Milano, 31 dicembre 2024 – "Stupito dalle accuse contro di me”. Continua a proclamarsi estraneo a quanto gli viene contestato, Mohammad Abedini Najafabadi, il tecnico informatico iraniano di 38 anni arrestato all’aeroporto di Malpensa e ora detenuto al carcere di Opera. Lui e il connazionale Mohammad Sadeghi – fermato negli Stati Uniti – sono accusati da Washington di cospirazione per esportare componenti elettronici in Iran in violazione delle leggi sul controllo delle esportazioni e sulle sanzioni. La finalità di questo ‘traffico’ sarebbero legate al terrorismo.

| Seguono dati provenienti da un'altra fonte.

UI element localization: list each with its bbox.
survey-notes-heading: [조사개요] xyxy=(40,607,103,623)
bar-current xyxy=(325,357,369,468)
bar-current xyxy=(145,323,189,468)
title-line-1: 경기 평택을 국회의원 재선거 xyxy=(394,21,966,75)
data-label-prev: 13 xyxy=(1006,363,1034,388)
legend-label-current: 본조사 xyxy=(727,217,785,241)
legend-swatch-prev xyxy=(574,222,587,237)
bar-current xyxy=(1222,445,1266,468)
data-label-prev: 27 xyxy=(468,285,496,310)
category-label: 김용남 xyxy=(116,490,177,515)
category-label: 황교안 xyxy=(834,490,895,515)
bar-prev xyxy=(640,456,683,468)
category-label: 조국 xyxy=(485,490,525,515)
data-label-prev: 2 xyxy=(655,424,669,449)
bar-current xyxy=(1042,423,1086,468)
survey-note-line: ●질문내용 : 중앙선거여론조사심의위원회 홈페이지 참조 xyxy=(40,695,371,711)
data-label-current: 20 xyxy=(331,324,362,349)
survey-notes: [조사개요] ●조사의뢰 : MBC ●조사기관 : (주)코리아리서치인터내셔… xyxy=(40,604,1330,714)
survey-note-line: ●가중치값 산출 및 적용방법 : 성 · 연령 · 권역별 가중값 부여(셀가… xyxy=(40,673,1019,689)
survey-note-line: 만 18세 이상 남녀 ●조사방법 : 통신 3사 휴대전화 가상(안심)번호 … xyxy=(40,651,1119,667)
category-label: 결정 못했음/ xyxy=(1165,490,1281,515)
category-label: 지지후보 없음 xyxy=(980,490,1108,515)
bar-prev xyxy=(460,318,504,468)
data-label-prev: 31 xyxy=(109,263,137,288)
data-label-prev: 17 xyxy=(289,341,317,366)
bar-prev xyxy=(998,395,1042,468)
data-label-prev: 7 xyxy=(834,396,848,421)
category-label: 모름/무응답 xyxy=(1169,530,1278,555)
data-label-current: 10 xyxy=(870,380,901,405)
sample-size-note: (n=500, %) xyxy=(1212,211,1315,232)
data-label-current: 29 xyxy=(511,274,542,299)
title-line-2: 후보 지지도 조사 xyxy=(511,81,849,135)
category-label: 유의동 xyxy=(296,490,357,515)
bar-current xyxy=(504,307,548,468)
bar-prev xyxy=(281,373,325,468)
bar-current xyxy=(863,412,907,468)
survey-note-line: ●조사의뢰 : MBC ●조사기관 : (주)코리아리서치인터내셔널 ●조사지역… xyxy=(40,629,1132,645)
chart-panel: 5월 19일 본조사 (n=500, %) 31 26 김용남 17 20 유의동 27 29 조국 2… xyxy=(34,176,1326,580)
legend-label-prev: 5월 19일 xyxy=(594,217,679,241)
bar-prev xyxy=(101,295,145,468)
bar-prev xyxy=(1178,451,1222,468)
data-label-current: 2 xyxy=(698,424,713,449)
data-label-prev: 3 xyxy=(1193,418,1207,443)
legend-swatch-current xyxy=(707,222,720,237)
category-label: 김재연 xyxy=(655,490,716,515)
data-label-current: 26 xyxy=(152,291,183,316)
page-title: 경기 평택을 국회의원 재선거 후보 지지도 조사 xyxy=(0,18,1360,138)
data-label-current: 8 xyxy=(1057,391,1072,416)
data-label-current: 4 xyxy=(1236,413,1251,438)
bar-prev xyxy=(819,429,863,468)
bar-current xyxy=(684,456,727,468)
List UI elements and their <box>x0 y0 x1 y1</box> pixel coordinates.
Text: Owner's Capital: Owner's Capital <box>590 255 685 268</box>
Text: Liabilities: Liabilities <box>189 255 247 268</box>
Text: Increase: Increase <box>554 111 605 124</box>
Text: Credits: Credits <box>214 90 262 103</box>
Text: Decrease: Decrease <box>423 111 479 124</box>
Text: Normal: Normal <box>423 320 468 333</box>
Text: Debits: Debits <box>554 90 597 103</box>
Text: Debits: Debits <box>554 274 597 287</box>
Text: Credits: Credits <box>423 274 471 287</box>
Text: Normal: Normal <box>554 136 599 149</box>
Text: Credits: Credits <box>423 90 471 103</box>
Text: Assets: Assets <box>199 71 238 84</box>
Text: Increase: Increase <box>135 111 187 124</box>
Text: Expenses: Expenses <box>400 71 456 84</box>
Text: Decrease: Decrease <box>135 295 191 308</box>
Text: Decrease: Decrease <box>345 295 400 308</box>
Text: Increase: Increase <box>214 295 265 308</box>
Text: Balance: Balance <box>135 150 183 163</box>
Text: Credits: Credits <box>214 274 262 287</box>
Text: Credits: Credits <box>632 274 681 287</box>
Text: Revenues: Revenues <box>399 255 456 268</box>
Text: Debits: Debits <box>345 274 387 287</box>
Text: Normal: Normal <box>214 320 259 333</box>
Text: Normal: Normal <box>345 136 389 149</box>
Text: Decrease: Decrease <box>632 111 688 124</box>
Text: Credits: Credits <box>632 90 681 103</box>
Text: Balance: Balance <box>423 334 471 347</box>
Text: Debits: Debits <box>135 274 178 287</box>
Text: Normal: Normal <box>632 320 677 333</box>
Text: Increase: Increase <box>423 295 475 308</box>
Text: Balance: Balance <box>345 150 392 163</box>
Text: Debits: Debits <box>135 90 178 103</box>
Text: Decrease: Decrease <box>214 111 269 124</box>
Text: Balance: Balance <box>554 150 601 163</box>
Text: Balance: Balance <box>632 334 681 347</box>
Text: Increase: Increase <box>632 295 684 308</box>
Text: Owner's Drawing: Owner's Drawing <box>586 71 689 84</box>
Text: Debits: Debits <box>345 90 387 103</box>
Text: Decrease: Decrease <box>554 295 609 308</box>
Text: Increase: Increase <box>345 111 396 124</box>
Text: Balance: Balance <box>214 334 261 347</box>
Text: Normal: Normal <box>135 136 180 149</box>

Abedini ha parlato con il suo difensore Alfredo de Francesco per alcune ore, ma senza mai citare il caso di Cecilia Sala. Secondo quanto riferito dallo stesso avvocato, l’iraniano avrebbe appreso dell’arresto della giornalista italiana dai telegiornali in carcere.
Nella giornata di ieri, de Francesco ha depositato un’istanza alla Corte d'appello di Milano per richiedere i domiciliari per il suo assistito, fornendo anche l’indirizzo di un’abitazione nel capoluogo lombardo. Nella domanda, l’avvocato ha sottolineato che non sussiste il rischio di fuga, anche perché Abedini è un “soggetto altamente qualificato”, e ciò sarebbe una “garanzia”.
Quali sono i prossimi passi? La Corte trasmetterà l’istanza alla Procura generale per un parere non vincolante, e l’udienza in cui verrà vagliata la richiesta potrebbe slittare alla prossima settimana.
Incerto anche il destino di Sala: non è detto che la sua liberazione dal carcere di Evin avvenga in tempi stretti. Ieri le autorità iraniane hanno fatto sapere che la giornalista sarebbe stata arrestata per delle violazioni alle leggi islamiche in vigore nel Paese.